USFA Releases Hotel, Motel Fires Topical Report
The Department of Homeland Security's Federal Emergency Management Agency (FEMA) has issued a special report, part of its Topical Fire Report Series, examining the causes and characteristics of fires in hotels and motels.
An estimated average of 3,900 fires occur each year in hotels and motels, which are a subset of residential buildings. Annually, these fires are also responsible for 15 deaths, 150 civilian injuries, and $76 million in property loss. The report, titled "Hotel and Motel Fires," was developed by the National Fire Data Center, part of FEMA's U.S. Fire Administration (USFA). The report is based on 2005 to 2007 data from the National Fire Incident Reporting System (NFIRS).
Hotel and motel fires occur mainly in the evening hours, peaking from 6-9 p.m. Seventeen percent of the fires occur during this time.

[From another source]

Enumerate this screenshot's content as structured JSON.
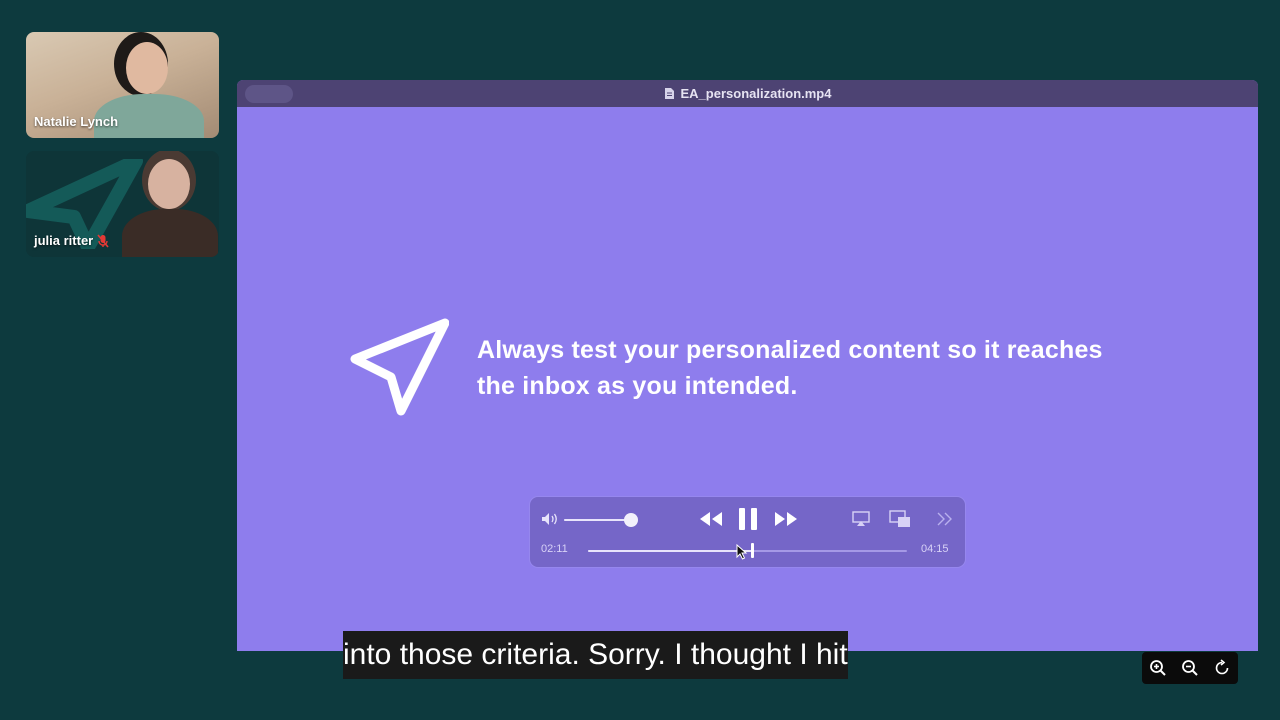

The number of hotel and motel fires is higher during the winter months when heating fires are more prevalent.
Cooking, electrical malfunctions, and heating are the leading causes of hotel and motel fires. Forty-six percent of hotel and motel fires are caused by cooking with electrical malfunctions and heating each causing an additional seven percent of fires. Ninety-seven percent of the cooking fires are confined cooking fires, those confined to the container and resulting in limited damage.
Seventy-three percent of hotel and motel fires are confined to the object of origin and an additional 18 percent are confined to the room of fire origin. The remaining nine percent of fires extend beyond the room of origin.
The topical reports are designed to explore facets of the U.S. fire problem as depicted through data collected in NFIRS. Each topical report briefly addresses the nature of the specific fire or fire-related topic, highlights important findings from the data, and may suggest other resources to consider for further information. Also included are recent examples of fire incidents that demonstrate some of the issues addressed in the report or that put the report topic in context.